Anna, der liebe Gott und die Schule

So lautet der Titel des Buchs von R.D. Precht worin er zu einer wie auch immer gearteten Bildungsrevolution aufruft. Die Gefühle beim Lesen sind gemischt, so manches ist zu oberflächlich hingesagt, dann aber trifft er doch wieder den Kern des Problems, zusammenfassend kann folgendes gesagt werden: die Schule muss sich radikal verändern, ein Tatbestand, der wahrscheinlich von vielen geteilt wird, doch danach scheiden sich die Geister fast vollständig.

Ich arbeite seit nunmehr 28 Jahren in diesem Betrieb und ich weiß, wovon ich spreche und dass sich etwas ändern muss, steht für mich außer Frage. Ich habe stets an der Peripherie unterrichtet, Fächer, die im allgemein anerkannten Bildungskanon eine untergeordnete bis gar keine Rolle spielen oder spielten, WAT, Wirtschaft Arbeit Technik und Informatik.Bei Informatik werden wohl viele sagen, dass das Fach wichtig wäre, doch kann heute noch jeder Schüler und jede Schülerin das Abitur absolvieren ohne auch nur in welcher Form auch immer mit Programmieren oder Informatik im Allgemeinen in Berührung gekommen zu sein.

Die neuen Medien, welch abgedroschene Redewendung, sie haben alles verändert, haben uns eine Welt eröffnet, mit der die Schule nur sehr zögerlich umzugehen lernt, ja sie sogar im Herzen vielleicht sogar noch zurück weist. “Coding is the new latin”, solche Sätze sprechen etwas aus, was verdeutlicht, wie dominant Programmiersprachen unser aktuelles Leben beeinflußen.

Im Herzen der Programmierung steht der Algorithmus, eine Methode um Vorgänge gleichsam automatisch ablaufen zu lassen, Prozesse können gesteuert, reguliert und somit auch kontrolliert werden, die Kehrseite des Automatischen ist immer schon die Kontrolle, die Regulierung, die Steuerung gewesen, nur wird sie zu selten ans Licht geholt. Damit ein Algorithmus erstellt werden kann, muss das Problem, um das es sich handelt, endlich sein, es muss sozusagen “terminieren”, darf nicht ins Uferlose laufen, denn dafür sind Programme ungeeignet, sie können nur in einer klar umrissenen Welt sich zurechtfinden, das Unendliche, das Ungefähre ist so gar nicht die Welt der Programmierung.

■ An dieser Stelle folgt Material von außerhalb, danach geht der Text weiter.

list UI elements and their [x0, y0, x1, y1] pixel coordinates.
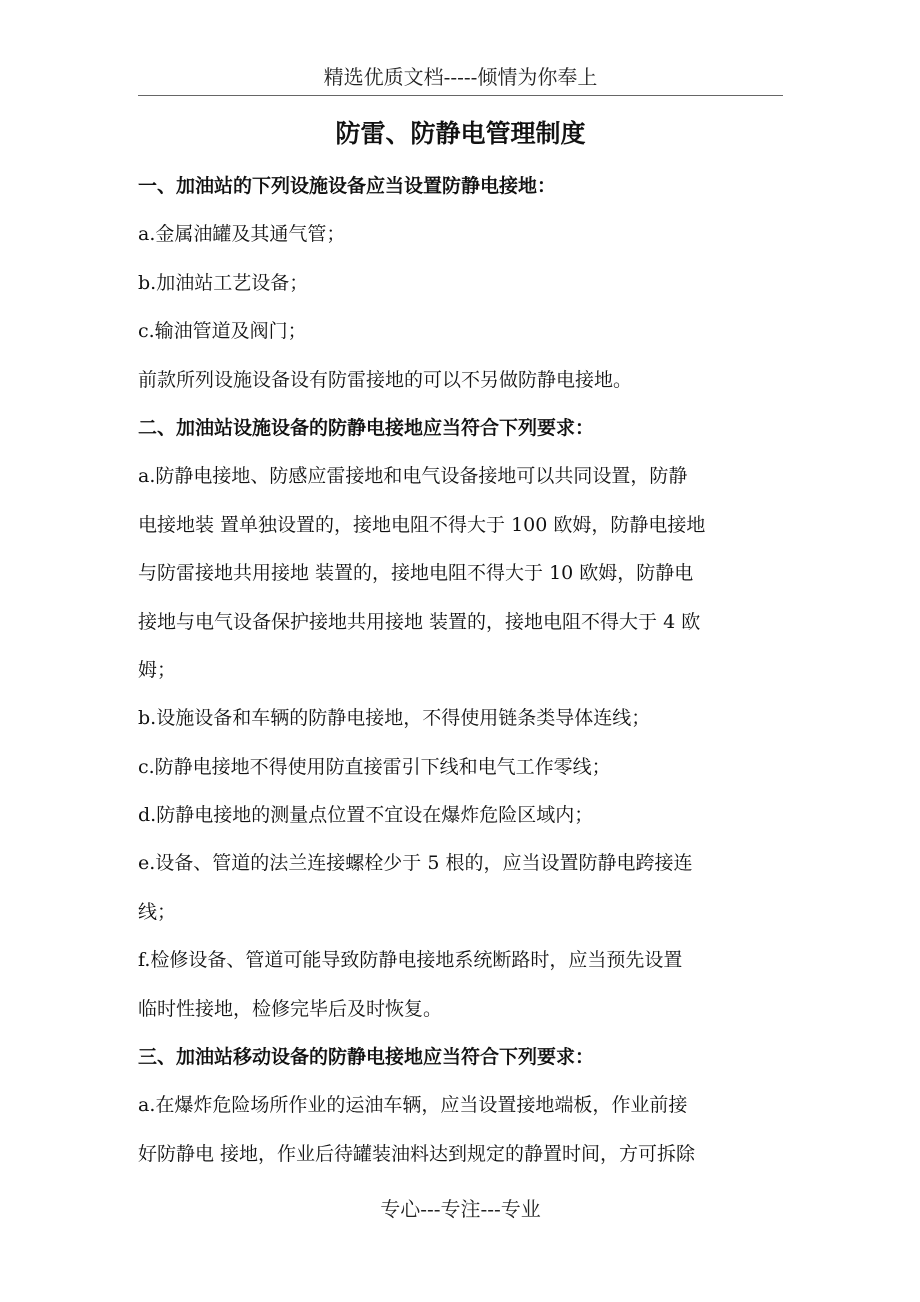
page-footer: 专心---专注---专业: [380, 1197, 541, 1221]
paragraph-line: a.在爆炸危险场所作业的运油车辆，应当设置接地端板，作业前接: [138, 1094, 688, 1117]
paragraph-line: 电接地装 置单独设置的，接地电阻不得大于 100 欧姆，防静电接地: [138, 513, 706, 536]
section-heading-3: 三、加油站移动设备的防静电接地应当符合下列要求：: [138, 1046, 595, 1069]
header-divider: [138, 95, 783, 96]
paragraph-line: b.加油站工艺设备；: [138, 271, 309, 294]
paragraph-line: c.输油管道及阀门；: [138, 320, 307, 343]
paragraph-line: a.防静电接地、防感应雷接地和电气设备接地可以共同设置，防静: [138, 465, 688, 488]
page-header: 精选优质文档-----倾情为你奉上: [323, 65, 598, 89]
paragraph-line: c.防静电接地不得使用防直接雷引下线和电气工作零线；: [138, 755, 611, 778]
paragraph-line: 前款所列设施设备设有防雷接地的可以不另做防静电接地。: [138, 368, 633, 391]
document-body: [138, 162, 783, 1178]
document-title: 防雷、防静电管理制度: [335, 119, 586, 148]
paragraph-line: a.金属油罐及其通气管；: [138, 223, 346, 246]
paragraph-line: e.设备、管道的法兰连接螺栓少于 5 根的，应当设置防静电跨接连: [138, 852, 693, 875]
paragraph-line: f.检修设备、管道可能导致防静电接地系统断路时，应当预先设置: [138, 949, 683, 972]
paragraph-line: d.防静电接地的测量点位置不宜设在爆炸危险区域内；: [138, 804, 594, 827]
paragraph-line: 临时性接地，检修完毕后及时恢复。: [138, 997, 443, 1020]
paragraph-line: 与防雷接地共用接地 装置的，接地电阻不得大于 10 欧姆，防静电: [138, 562, 694, 585]
paragraph-line: 接地与电气设备保护接地共用接地 装置的，接地电阻不得大于 4 欧: [138, 610, 701, 633]
paragraph-line: b.设施设备和车辆的防静电接地，不得使用链条类导体连线；: [138, 707, 651, 730]
paragraph-line: 姆；: [138, 658, 177, 681]
paragraph-line: 好防静电 接地，作业后待罐装油料达到规定的静置时间，方可拆除: [138, 1142, 696, 1165]
section-heading-1: 一、加油站的下列设施设备应当设置防静电接地：: [138, 175, 557, 197]
paragraph-line: 线；: [138, 900, 177, 923]
section-heading-2: 二、加油站设施设备的防静电接地应当符合下列要求：: [138, 416, 595, 439]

Spontanität und Programmierung, kann das zusammengehen? Versteht man darunter eine sozusagen aus dem Nichts auftauchende kreative Kraft, die in sekundenschnelle erschafft und schöpft und in eine Form bringt, dann sieht es mit den Programmen wahrscheinlich schon sehr schlecht aus, notwendig dafür ist die Fähigkeit zum intuitiven Erfassen einer Situation, d.h. der Ganzheit einer Situation. Dennoch muss uns allen bewusst sein, dass auf dem Gebiet der künstlichen Intelligenz massiv geforscht und probiert wird und dass mittlerweile Rechensysteme in der Lage sind, selbständig zu lernen, was sie dazu in erster Linie brauchen, das sind Daten und die können mittlerweile tonnenweise geliefert werden.

Programmierung kreativ einsetzen heißt nicht einfach, die Welt “smarter” zu machen, das könnte auch nach hinten losgehen und uns zu immer passiveren Usern degradieren, wir drücken nur mehr die Knöpfe, die Lösungen spuckt das Programm, das aufgerufen wird, aus, scheinbar kreativ, im Grunde aber nur dazu befähigt, was vorher in welcher Form auch immer, in das Programm “hineininvestiert” wurde, das kommt zurück – nicht mehr und nicht weniger.